The first part of the season walked a fine line between showing Hank and Britt as co-conspirators and co-dependents, successful as a team but successful as little else. Above all else, they had to earn the respect, if not love, of the two women in their lives. Every case drove them a little bit towards that goal, whether the case emotionally resonated with Britt or kept Hank away from the bottle.
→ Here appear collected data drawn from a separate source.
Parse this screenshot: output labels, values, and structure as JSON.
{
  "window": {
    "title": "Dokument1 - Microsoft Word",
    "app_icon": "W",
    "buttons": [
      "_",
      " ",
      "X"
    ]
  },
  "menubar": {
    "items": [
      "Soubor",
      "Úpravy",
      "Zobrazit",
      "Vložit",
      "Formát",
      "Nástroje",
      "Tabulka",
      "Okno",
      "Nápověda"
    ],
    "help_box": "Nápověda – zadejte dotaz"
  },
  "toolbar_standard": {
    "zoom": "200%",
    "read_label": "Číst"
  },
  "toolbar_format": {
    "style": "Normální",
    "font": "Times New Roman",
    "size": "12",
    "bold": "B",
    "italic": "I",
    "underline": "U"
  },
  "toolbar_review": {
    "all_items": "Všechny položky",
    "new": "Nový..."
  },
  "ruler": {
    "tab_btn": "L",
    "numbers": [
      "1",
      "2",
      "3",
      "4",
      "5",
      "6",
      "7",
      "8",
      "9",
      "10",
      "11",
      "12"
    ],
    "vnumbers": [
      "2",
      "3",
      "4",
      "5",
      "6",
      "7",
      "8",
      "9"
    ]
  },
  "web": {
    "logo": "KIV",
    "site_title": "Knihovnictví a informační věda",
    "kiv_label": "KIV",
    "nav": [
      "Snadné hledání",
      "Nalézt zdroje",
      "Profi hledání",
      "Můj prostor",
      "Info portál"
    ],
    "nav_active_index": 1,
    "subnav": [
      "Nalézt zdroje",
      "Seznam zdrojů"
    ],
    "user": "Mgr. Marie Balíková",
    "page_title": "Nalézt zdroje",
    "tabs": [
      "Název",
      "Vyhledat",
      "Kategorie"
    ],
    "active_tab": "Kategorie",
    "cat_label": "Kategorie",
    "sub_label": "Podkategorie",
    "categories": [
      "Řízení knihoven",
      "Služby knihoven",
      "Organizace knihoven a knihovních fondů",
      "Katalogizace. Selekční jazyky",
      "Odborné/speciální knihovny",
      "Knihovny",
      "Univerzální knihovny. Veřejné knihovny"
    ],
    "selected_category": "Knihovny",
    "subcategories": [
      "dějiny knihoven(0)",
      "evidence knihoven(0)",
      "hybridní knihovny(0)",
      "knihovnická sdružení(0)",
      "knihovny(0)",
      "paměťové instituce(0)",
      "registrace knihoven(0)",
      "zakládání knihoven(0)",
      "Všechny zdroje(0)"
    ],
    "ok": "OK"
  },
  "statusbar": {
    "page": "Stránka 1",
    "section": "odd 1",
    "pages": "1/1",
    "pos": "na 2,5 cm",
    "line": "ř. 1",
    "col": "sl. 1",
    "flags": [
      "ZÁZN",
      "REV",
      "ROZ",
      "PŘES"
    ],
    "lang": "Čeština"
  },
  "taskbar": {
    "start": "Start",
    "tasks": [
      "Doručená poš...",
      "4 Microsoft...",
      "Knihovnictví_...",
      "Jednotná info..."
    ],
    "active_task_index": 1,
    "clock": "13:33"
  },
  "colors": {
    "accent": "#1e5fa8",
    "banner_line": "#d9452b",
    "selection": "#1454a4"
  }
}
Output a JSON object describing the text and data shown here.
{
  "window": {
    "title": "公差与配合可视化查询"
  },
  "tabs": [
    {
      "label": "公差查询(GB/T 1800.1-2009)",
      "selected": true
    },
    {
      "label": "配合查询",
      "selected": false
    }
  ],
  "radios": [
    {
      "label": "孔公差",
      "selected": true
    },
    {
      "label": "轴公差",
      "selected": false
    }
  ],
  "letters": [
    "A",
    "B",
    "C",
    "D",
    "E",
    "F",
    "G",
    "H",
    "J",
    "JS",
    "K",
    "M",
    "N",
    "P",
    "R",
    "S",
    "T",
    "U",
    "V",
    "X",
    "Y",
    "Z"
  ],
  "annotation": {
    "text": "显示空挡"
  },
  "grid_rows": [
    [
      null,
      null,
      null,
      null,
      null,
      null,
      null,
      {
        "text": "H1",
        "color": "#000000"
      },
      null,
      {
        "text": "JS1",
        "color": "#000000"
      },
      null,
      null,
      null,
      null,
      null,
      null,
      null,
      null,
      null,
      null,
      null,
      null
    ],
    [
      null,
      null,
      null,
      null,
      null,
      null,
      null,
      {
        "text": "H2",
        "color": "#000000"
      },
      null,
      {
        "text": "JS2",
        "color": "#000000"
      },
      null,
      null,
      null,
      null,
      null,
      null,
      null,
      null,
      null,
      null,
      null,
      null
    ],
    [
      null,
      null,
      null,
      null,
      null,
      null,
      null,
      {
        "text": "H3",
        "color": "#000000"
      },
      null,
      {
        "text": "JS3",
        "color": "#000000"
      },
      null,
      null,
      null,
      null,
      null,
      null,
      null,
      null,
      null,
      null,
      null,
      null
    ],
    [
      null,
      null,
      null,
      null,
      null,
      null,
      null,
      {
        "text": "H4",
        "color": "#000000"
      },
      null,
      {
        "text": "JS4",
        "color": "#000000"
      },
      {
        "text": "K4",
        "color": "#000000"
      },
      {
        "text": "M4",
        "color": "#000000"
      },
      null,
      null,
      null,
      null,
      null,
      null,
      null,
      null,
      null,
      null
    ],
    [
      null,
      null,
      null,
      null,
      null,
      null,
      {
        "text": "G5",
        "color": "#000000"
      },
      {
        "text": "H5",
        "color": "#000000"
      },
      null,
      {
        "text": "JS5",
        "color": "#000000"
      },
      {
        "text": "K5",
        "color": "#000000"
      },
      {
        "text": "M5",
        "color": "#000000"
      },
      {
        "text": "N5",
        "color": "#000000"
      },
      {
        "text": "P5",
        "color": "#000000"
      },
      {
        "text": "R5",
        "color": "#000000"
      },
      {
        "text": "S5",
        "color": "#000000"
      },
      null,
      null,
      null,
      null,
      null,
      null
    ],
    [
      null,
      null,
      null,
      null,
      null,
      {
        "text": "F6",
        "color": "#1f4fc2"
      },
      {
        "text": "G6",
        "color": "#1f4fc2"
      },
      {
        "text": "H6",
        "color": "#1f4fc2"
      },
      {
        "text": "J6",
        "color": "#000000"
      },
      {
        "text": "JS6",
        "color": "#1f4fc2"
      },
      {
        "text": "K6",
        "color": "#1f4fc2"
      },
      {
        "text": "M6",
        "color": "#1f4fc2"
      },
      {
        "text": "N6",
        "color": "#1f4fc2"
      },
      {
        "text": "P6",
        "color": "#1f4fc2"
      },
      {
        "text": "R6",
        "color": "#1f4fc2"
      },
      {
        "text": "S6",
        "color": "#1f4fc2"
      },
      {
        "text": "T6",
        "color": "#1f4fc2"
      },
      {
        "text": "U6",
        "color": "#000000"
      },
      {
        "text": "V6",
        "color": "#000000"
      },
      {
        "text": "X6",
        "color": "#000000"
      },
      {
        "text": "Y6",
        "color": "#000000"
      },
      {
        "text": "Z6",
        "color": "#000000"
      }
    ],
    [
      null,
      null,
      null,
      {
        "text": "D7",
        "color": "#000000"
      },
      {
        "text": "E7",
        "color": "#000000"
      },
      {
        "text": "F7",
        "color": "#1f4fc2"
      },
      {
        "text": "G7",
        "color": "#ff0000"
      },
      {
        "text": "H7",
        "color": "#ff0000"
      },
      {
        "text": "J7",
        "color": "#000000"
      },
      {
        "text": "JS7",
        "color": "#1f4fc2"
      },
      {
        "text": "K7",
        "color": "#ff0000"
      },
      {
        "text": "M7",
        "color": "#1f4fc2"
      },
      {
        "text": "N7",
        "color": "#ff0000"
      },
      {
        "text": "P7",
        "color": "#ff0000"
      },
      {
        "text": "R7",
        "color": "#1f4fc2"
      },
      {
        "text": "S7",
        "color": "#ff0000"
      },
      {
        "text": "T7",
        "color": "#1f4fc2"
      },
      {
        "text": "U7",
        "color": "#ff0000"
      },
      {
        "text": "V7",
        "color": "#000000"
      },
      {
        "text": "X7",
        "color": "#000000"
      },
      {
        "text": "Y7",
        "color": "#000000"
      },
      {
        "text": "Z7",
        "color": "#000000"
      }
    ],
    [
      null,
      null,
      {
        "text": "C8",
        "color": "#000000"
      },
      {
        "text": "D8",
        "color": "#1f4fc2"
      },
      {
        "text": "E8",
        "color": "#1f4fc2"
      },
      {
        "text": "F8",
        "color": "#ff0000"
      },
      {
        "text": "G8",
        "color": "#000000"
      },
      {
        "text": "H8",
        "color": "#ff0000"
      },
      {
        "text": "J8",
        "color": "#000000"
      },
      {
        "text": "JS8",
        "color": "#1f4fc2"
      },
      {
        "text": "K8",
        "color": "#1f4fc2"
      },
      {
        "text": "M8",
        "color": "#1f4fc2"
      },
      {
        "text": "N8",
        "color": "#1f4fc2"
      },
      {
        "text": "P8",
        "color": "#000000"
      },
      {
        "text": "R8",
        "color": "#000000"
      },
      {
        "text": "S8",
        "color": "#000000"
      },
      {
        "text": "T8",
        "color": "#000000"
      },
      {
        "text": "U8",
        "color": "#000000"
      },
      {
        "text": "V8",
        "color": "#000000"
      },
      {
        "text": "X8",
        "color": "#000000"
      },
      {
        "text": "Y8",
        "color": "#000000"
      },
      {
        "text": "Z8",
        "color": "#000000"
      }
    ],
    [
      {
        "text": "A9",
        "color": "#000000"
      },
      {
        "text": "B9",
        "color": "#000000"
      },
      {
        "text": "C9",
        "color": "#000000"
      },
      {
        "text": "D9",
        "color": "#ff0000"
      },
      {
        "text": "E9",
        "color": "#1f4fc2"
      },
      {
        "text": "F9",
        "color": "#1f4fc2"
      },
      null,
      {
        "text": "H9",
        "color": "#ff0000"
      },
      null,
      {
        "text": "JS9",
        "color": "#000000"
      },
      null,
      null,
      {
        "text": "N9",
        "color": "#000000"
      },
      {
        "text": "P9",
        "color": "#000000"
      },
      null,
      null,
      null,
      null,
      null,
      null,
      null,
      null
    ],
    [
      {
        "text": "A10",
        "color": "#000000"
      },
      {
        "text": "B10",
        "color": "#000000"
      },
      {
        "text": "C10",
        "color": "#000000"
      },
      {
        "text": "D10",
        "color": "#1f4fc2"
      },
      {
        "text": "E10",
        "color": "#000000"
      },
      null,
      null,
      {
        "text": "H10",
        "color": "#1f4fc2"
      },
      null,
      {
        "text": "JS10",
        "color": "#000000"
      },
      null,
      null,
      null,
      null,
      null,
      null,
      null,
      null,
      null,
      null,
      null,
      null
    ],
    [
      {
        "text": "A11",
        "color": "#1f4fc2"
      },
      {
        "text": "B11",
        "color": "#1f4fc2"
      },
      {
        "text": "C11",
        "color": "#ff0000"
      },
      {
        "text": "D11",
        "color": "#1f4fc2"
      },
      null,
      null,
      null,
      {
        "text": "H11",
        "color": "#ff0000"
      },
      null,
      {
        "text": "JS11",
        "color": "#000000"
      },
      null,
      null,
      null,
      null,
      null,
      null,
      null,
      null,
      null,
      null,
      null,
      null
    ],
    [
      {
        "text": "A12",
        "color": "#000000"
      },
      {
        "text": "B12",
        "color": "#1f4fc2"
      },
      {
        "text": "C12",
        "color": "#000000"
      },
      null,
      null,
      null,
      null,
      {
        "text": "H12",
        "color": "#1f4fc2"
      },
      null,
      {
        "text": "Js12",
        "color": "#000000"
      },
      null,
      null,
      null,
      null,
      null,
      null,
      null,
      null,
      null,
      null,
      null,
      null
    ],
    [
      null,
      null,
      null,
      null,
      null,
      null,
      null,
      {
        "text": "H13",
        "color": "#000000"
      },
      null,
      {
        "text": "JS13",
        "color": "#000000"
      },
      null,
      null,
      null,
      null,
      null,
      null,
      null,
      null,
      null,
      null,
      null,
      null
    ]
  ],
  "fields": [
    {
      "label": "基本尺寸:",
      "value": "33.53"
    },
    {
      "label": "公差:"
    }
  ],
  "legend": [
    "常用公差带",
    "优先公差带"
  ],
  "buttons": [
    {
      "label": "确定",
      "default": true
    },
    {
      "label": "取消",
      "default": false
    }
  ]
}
Saving Ocean Beach from turning into an airport was a nice victory, but not a particularly important one when compared with Hank’s ability to finally sell Gretchen’s house or Britt making peace with Katie. “Terriers” started out as a story about private eyes in over their heads, but eventually turned into a show about boys finally turning into men.
Without that interior journey, the outer mystery simply doesn’t matter. The outer mystery served as it should: as a way to push characters out of their comfort zones in order to see what would happen. Sometimes, that journey pushes people towards their worst selves, as exhibited many times throughout the 13-episode run. But through it all, these men managed to make just enough right decisions to become the type of people they might have seen in each other, but never saw in themselves. I’m glad I got to take that journey with them. I’m sad I won’t take any more with them.
But it was still the best journey I took in 2010. So for that, I thank “Terriers” and FX for letting me have at least that.